Weblogs: Web Accessibility

Accessibility In Trouble 6: Misrepresentation

Wednesday, October 25, 2006

The web accessibility community is in deep trouble. Its a train-wreck waiting to happen. Unfortunately when the collision eventually happens, disabled people lose out. Its time to get web accessibility back on track. Take it back from the zealots with their own private agendas and grudges. (This is part of my series on Accessibility in Trouble).

Web accessibility is about making adjustments to your websites so that disabled people are not unreasonably prevented from accessing your content. Its effectively a statement upholding the civil rights of disabled people, and recognising the importance of their continued participation in an online society.

As businesses move more and more of their core services and offerings online, it's essential that disabled people can access and use these online services.

Our path to accessibility is either one of two: we either follow the W3C guidelines in the development of websites, and adapt it to today's technological conditions and audience; or we fully test every core aspect of the website with a group of people with a full range of disabilities. Some websites do both.

Uncomfortable truth

Every now and then I hold workshops on Web standards and accessibility for Web developers, and as soon as I mention the word "disability", people tend to start inspecting their finger nails very carefully or look uncomfortable. I find that talking about accessibility for everyone, disabled or not, makes people relax a little and start listening.

This is a surprise - an admission that people find the topic of disabled people uncomfortable. So, instead of telling it like it is, this 'evangelist' has decided to redefine accessibility into something a prospective client (or audience) will find palatable.

Playing to audience whims does not bolster the credibility of universality, nor tackles the vital need for web accessibility.

Pitching for business

We, as accessibility proponents and Web developers, have to somehow "sell" the concept of accessibility to our clients and employers. That can be relatively easy for government sites, where legislation often prohibits discrimination, but it is often a real challenge for commercial sites. What is the ROI of accessibility? How does it affect our bottom line? How will it help our next quarterly report?

In cases like these, pleading on behalf of an anonymous group of "people with disabilities" can be like talking to a brick wall. It's not that the clients are callous or cruel; they simply balance the perceived cost of accessibility against the expected increase in revenue. If the scales tip the wrong way, they're willing to write off the "disabled" group as an acceptable loss. Money talks.

With what seems to be a straight face, and an appeal to reason, it seems the definition of accessibility (from a universality evangelist) is whatever answer the potential client wants to hear. This sort of misselling is rife in the greasy-palmed commission-reliant sectors of businesses, but I'm shocked to hear it coming from a supposedly reputable web accessibility evangelist.

And, what's more galling, this is used to demonstrate that accessibility is universality!

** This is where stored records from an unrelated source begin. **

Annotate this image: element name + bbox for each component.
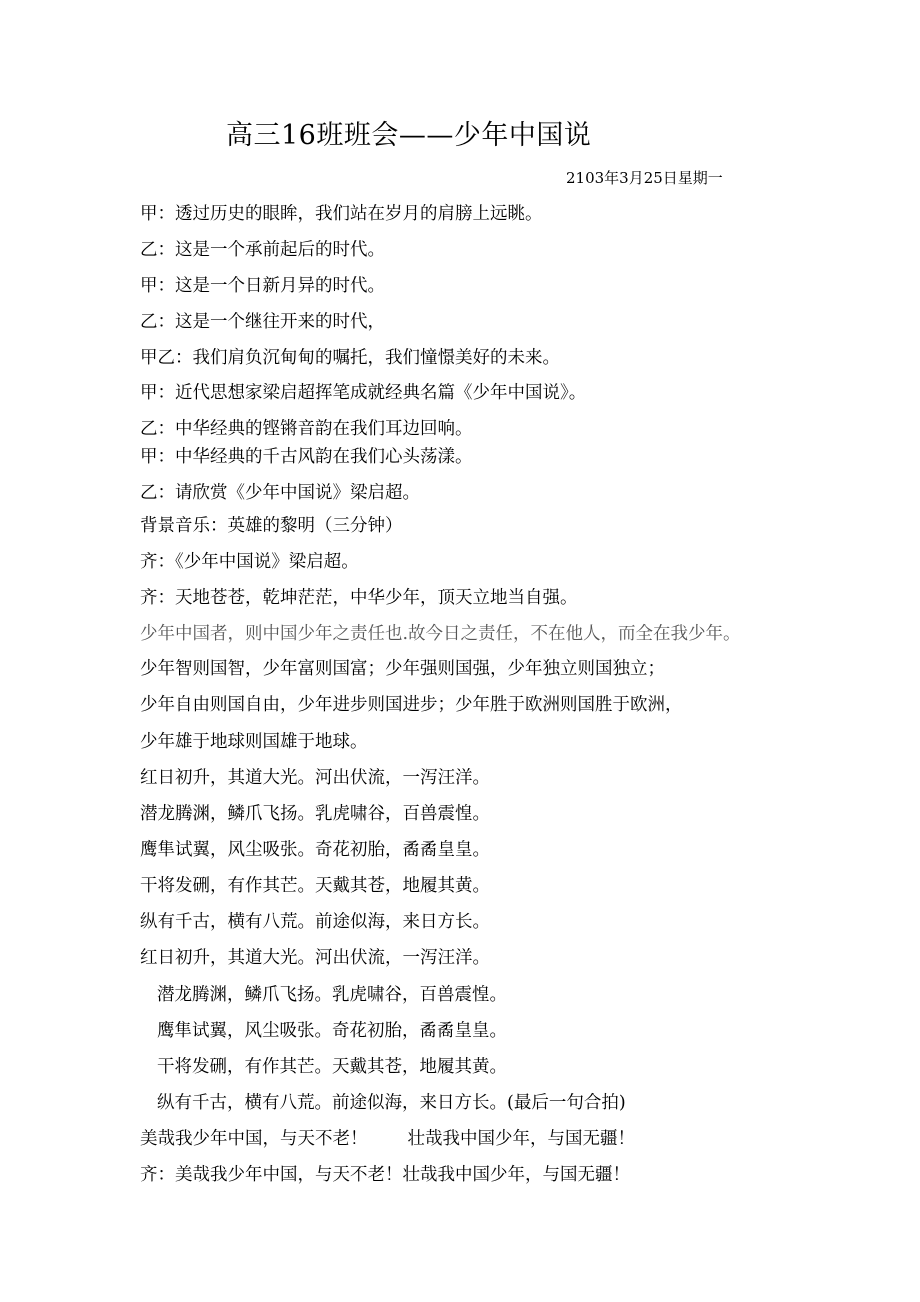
script-line: 潜龙腾渊，鳞爪飞扬。乳虎啸谷，百兽震惶。 (157, 985, 507, 1005)
script-line: 干将发硎，有作其芒。天戴其苍，地履其黄。 (157, 1057, 507, 1077)
script-line: 纵有千古，横有八荒。前途似海，来日方长。 (140, 912, 490, 932)
script-line: 潜龙腾渊，鳞爪飞扬。乳虎啸谷，百兽震惶。 (140, 804, 490, 824)
script-line-part-2: 壮哉我中国少年，与国无疆！ (407, 1129, 635, 1149)
script-line: 纵有千古，横有八荒。前途似海，来日方长。(最后一句合拍) (157, 1093, 626, 1113)
script-line: 红日初升，其道大光。河出伏流，一泻汪洋。 (140, 768, 490, 788)
script-line: 甲：这是一个日新月异的时代。 (140, 276, 385, 296)
script-line: 乙：请欣赏《少年中国说》梁启超。 (140, 483, 420, 503)
document-date: 2103年3月25日星期一 (566, 169, 723, 187)
script-line: 甲：透过历史的眼眸，我们站在岁月的肩膀上远眺。 (140, 204, 543, 224)
script-line: 少年智则国智，少年富则国富；少年强则国强，少年独立则国独立； (140, 659, 665, 679)
script-line: 甲：近代思想家梁启超挥笔成就经典名篇《少年中国说》。 (140, 383, 587, 403)
script-line: 甲乙：我们肩负沉甸甸的嘱托，我们憧憬美好的未来。 (140, 348, 560, 368)
script-line: 少年自由则国自由，少年进步则国进步；少年胜于欧洲则国胜于欧洲， (140, 695, 683, 715)
script-line: 乙：中华经典的铿锵音韵在我们耳边回响。 (140, 419, 473, 439)
script-line: 红日初升，其道大光。河出伏流，一泻汪洋。 (140, 948, 490, 968)
script-line: 鹰隼试翼，风尘吸张。奇花初胎，矞矞皇皇。 (140, 840, 490, 860)
script-line-part-1: 美哉我少年中国，与天不老！ (140, 1129, 368, 1149)
script-line: 少年中国者，则中国少年之责任也.故今日之责任，不在他人，而全在我少年。 (140, 624, 741, 644)
script-line-pair (140, 1127, 635, 1151)
script-line: 背景音乐：英雄的黎明（三分钟） (140, 516, 403, 536)
script-line: 鹰隼试翼，风尘吸张。奇花初胎，矞矞皇皇。 (157, 1021, 507, 1041)
script-line: 干将发硎，有作其芒。天戴其苍，地履其黄。 (140, 876, 490, 896)
script-line: 甲：中华经典的千古风韵在我们心头荡漾。 (140, 447, 473, 467)
script-line: 乙：这是一个继往开来的时代， (140, 312, 385, 332)
script-line: 乙：这是一个承前起后的时代。 (140, 240, 385, 260)
script-line: 齐：美哉我少年中国，与天不老！壮哉我中国少年，与国无疆！ (140, 1165, 630, 1185)
script-line: 齐：天地苍苍，乾坤茫茫，中华少年，顶天立地当自强。 (140, 588, 578, 608)
document-title: 高三16班班会——少年中国说 (226, 120, 592, 151)
script-line: 齐：《少年中国说》梁启超。 (140, 552, 359, 572)
script-line: 少年雄于地球则国雄于地球。 (140, 732, 368, 752)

How Johansson sells to his clients is his business. The promises and claims he makes as part of getting a contract is his business. But publicly promoting this as a way to strive for web accessibility is certainly not right, nor justifiable.

Confirmation of an agenda

I'm shocked, but not surprised. I recognised that there are private agendas behind universality. I'm shocked at the person behind the admission - the web's very own blogger darling, Roger Johansson (backed by the accessibility "evangelist" Tommy Olsson).

I know that misselling, over-hyped sales pitches and overblown promises seem to be the norm in web design circles, perhaps Roger thinks he has to stoop to that level to get clients - using "accessibility" as a unique selling point. Sell them features that sound like what clients want, and use that as a basis to increase profit margins? (Why else sell accessibility as a feature when we know full well that it can be done as part of a normal web standards development process with minimal increase in cost?)

Accessibility charlatan

Either way, it's a slap in the face for the rights of disabled people. Their rights are being pushed aside because its not palatable to Johansson's clients. The ends do not justify the means. We have enough problems with accessibility charlatans - Johannson being its newest member.

As an "approved" way of encouraging web accessibility, it is littered with deceit, disrespect and dishonesty. Its unethical and not conducive to protecting the rights of others. I know I won't be able sleep well at night standing by such strategies - even in silent disagreement. It goes against the very fabric of being a respectful society.

Web accessibility, protecting the civil rights of disabled people to participate online, is being devalued by web accessibility "experts" and "evangelists" out to raise their own profiles, and justify their expenses.